Review: GOLDBERG & EISENBERG (2013){0}
Anyone who covers (or at least obsesses over) the current landscape of international horror cinema should be pleased to notice when a specific country speaks up and bangs out a fresh handful of genre films. Over the years we’ve seen eruptions like these from Spain, France, Ireland, Japan, and a dozen other nations that don’t ordinarily produce a lot of genre films that make a big splash overseas – and now we can add Israel to that list.

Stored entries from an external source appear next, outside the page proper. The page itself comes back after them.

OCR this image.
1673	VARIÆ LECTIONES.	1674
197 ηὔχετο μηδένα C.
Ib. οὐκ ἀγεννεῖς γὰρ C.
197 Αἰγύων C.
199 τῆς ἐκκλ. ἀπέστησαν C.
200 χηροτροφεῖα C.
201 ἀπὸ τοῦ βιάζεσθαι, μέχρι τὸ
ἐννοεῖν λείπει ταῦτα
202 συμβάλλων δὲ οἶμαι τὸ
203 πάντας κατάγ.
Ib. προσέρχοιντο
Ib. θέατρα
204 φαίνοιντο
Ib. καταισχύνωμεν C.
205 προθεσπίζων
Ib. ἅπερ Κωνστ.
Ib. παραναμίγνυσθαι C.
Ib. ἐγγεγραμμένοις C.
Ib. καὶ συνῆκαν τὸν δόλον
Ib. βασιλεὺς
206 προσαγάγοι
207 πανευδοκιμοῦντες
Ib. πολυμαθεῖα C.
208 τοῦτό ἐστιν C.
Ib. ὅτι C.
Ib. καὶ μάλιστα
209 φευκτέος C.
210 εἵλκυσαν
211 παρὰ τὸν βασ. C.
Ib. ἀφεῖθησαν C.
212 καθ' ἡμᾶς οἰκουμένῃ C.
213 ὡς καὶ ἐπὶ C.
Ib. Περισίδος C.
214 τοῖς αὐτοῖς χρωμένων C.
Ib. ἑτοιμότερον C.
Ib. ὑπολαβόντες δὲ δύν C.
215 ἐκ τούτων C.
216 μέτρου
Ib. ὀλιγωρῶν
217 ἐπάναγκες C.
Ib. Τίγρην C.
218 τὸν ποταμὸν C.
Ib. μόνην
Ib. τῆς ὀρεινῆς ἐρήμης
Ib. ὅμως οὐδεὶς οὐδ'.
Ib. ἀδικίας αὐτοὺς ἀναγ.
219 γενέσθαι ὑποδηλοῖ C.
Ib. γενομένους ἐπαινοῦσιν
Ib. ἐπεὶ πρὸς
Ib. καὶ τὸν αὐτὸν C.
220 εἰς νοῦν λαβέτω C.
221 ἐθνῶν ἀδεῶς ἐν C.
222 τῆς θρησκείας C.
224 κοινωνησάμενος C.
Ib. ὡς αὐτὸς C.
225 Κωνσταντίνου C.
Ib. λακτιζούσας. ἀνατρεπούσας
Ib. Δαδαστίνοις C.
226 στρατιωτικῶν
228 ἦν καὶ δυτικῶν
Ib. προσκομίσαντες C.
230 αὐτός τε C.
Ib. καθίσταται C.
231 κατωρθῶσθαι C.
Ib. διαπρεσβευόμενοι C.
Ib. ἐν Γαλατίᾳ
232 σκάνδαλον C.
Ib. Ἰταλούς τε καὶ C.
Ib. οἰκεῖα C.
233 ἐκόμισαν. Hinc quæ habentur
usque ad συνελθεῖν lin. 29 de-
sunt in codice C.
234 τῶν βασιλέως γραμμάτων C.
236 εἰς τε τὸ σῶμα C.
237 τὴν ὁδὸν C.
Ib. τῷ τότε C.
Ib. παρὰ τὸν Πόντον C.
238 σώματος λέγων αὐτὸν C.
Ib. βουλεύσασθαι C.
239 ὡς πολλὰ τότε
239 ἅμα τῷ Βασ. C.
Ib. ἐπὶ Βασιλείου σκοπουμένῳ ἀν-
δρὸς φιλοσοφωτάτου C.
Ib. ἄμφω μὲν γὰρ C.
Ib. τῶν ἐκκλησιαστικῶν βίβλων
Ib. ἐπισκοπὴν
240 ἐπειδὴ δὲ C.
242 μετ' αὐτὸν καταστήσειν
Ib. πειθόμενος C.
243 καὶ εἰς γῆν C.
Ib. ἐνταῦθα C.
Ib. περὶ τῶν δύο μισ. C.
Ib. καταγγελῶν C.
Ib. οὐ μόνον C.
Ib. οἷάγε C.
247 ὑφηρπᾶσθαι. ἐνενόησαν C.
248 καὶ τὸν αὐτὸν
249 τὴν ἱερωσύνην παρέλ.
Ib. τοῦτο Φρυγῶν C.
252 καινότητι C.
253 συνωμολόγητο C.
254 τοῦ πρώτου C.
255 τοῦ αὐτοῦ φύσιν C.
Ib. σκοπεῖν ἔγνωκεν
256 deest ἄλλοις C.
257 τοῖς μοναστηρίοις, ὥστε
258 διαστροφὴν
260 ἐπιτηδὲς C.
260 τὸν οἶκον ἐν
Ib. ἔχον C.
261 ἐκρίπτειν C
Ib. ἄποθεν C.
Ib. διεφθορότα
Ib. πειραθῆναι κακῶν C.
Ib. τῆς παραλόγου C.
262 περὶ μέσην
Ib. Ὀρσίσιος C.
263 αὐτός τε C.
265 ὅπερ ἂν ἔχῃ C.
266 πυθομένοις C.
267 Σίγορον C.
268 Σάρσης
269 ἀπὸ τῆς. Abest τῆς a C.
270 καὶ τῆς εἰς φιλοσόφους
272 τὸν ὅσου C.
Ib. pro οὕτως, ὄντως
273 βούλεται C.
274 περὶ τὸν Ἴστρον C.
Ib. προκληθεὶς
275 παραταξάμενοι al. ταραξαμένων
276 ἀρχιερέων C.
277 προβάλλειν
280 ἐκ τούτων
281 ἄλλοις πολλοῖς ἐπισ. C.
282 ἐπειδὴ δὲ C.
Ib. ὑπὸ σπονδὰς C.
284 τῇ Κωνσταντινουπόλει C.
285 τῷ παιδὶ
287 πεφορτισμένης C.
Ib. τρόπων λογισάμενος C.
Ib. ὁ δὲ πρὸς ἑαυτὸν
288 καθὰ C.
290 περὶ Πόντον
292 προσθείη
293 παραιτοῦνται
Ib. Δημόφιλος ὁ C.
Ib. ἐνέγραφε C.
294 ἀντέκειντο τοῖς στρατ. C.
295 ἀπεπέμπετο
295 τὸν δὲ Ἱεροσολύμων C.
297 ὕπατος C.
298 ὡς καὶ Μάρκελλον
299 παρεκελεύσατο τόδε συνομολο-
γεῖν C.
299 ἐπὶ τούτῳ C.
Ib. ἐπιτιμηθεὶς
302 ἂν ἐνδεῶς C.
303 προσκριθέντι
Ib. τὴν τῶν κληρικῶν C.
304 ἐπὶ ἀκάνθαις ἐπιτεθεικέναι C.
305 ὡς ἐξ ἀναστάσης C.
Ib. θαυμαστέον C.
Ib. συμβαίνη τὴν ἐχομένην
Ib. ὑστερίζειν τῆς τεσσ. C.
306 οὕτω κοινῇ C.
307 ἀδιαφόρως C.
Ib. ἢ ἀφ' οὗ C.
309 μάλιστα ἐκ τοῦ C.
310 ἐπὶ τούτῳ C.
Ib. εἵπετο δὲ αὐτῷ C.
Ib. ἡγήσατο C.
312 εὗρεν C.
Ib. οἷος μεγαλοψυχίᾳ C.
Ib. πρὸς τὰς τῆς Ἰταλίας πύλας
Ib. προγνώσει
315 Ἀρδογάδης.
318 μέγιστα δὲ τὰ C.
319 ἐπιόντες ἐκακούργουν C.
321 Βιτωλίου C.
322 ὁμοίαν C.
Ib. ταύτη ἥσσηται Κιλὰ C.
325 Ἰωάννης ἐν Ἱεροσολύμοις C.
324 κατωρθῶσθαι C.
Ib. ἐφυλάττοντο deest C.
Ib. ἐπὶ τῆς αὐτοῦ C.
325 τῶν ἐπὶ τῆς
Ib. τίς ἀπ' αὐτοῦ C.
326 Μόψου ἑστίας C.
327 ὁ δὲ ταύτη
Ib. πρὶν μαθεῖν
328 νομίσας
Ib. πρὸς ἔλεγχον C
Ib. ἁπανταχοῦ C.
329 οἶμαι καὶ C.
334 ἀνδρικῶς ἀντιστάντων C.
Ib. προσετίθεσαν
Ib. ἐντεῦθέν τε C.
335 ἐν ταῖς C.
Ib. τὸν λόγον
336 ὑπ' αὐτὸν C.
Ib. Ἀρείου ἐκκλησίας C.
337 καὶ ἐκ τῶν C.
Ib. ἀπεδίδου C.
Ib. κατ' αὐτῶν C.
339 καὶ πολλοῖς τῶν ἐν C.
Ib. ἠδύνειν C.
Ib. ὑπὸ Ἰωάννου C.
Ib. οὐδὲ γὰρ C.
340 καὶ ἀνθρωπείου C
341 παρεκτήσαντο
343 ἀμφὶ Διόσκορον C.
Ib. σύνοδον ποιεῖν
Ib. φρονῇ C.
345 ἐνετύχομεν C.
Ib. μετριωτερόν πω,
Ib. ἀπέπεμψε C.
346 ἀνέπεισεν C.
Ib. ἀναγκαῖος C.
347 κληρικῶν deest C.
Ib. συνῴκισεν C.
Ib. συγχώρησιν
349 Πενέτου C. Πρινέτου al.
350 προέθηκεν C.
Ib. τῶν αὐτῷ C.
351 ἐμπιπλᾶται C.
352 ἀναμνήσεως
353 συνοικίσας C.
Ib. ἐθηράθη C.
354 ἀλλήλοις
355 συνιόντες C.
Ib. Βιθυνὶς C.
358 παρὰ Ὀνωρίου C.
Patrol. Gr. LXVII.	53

The recent wave of genre output from Israel began with the very amusing slasher throwback called Rabies (2010), the makers of which went on to make the excellent Big Bad Wolves. There’s also the familiar but well-made Israeli zombie movie called Cannon Fodder, and now the deviously crafty psychological thriller called Goldberg & Eisenberg, which feels like it was inspired by Coen brothers neo-noir, Woody Allen misfit rom-com, and maybe just a little dash of Fight Club (in that the two lead characters often feel like opposite sides of the same warped coin.)
Written and directed by confident first-timer Oren Carmi, Goldberg & Eisenberg is a very simple story: Goldberg (Yitzhak Laor) is a lonely nerd who is desperate to land a girlfriend. Eisenberg (Yahav Gal) is an aggressive creep who keeps wedging himself into Goldberg’s banal routine. When Goldberg sits at the park and waits for a blind date, there’s Eisenberg. At the movies, in a restaurant, on the street (even after he finds a nice girl), Eisenberg is there to mock, cajole, and intimidate Goldberg – for reasons unknown. Despite the fact that the antagonist has a pair of angry thugs on his side, Goldberg cannot even get the police to help him out.
It’s the gradual tightening of the narrative noose that makes Carmi’s debut feature such an unexpected treat. The writing is dryly sharp and the actors are all quite strong, but it’s the crisp and efficient directorial style that keeps Goldberg & Eisenberg from feeling like a short film that was clumsily stretched to feature length. Many of the exchanges between the title characters have a literate and amusing absurdity, but then the director follows those with something unexpectedly harsh or darkly surprising.
Bolstered by two excellent lead performances (and some fine support from Ronny Dotan as Goldberg’s potential girlfriend) and a multi-genre approach that prevents any of the individual components from feeling too familiar, this might not be the most shocking or violent of the recent Israeli genre exports, but it is evidence that those filmmakers are sampling all sorts of scary stories these days, and obviously that’s a very good thing.
Scott Weinberg (@ScottEWeinberg)
GOLDBERG & EISENBERG will be released in the US (VOD & DVD) on June 23.